Master Digital Design students present first LGBTQI+ museum in virtual reality
Reliable and positive information about LGBTQI+ culture is hard to find online. That’s why students from the Master Digital Design (Hogeschool van Amsterdam/AUAS) created a LGBTQI+ museum in virtual reality.
This summer, festival Queer Currents has the scoop and will display the museum at several locations before and during Amsterdam Pride. The VR museum includes personal stories, a virtual Amsterdam Pride and an exhibition of Pride Photo 2022. ‘We want everyone to have a moment where they say: “Wow, I didn’t know that.”’
Students Casper Sterrenburg, Anastasia Maimescu, Damir Ćatibović and Olico Matsjitadze from the Master Digital Design created a digital museum showcasing LHBTQI+ culture, on the instruction of Mirjam Vosmeer, researcher VR for Diversity. The students spoke to members of Amsterdam University of Applied Sciences’ LGBTQI+ community (HvA Pride) beforehand to hear about their biggest frustrations. The main point that came forward: for people who want to learn more about LGBTQI+ culture, it’s hard to find reliable and interesting information online. The students therefore designed a virtual museum to provide a space where people can learn more about LGBTQI+ culture through a unique combination of personal stories, media and art.
Queer Currents organizer Gijs Stork was enthusiastic about the students' VR museum and decided to show it during the festival. “I find this initiative important. A queer museum like this was missing up till now, but we do need a place like this. The VR museum conveys the diversity of the queer community very well, and therefore we’re glad to show it at Queer Currents.”
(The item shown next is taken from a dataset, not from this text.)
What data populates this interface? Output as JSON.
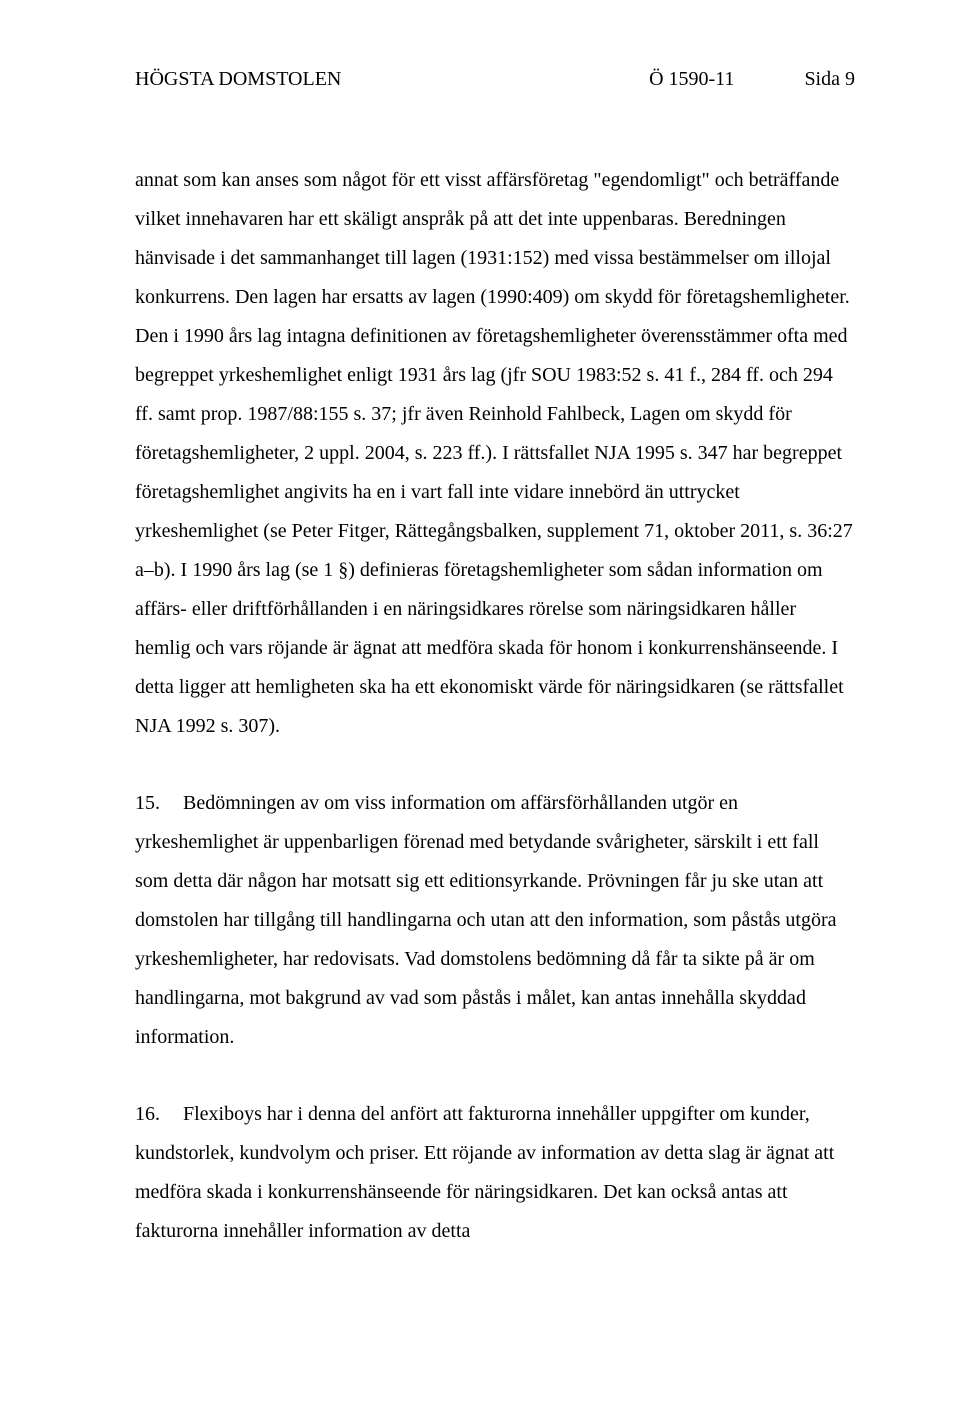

In the museum, visitors use a VR headset to explore rooms with various exhibits. The entrance features a wall with flags from the different LGBTQI+ communities, and further on is a place where visitors can watch and listen to personal stories. Visitors also learn about gay rights worldwide, for example, and about gender through a virtual ‘genderbread person’.
The museum also features an exhibition with selected work of the Pride Photo 2022. There is also a ‘Pride Experience Room’. In this virtual replica of the Pride celebration in Amsterdam, visitors get a 360-degree view of canalside houses, boats and people dancing on the quays.
'The intention isn’t to force people to learn something,’ Casper says. ‘Above all, we wanted to make this a surprising and interactive experience about LGBTQI+ culture, in which visitors might also learn something new. Our goal is for everyone to eventually have that eureka moment in the museum. This happened during the user tests, too: we often heard, “Oh, I didn’t know that.”’
The students from the Master’s programme in Digital Design developed this museum based on an assignment from AUAS researcher Mirjam Vosmeer for her VR for Diversity project and were coached by researcher Sky Leslie.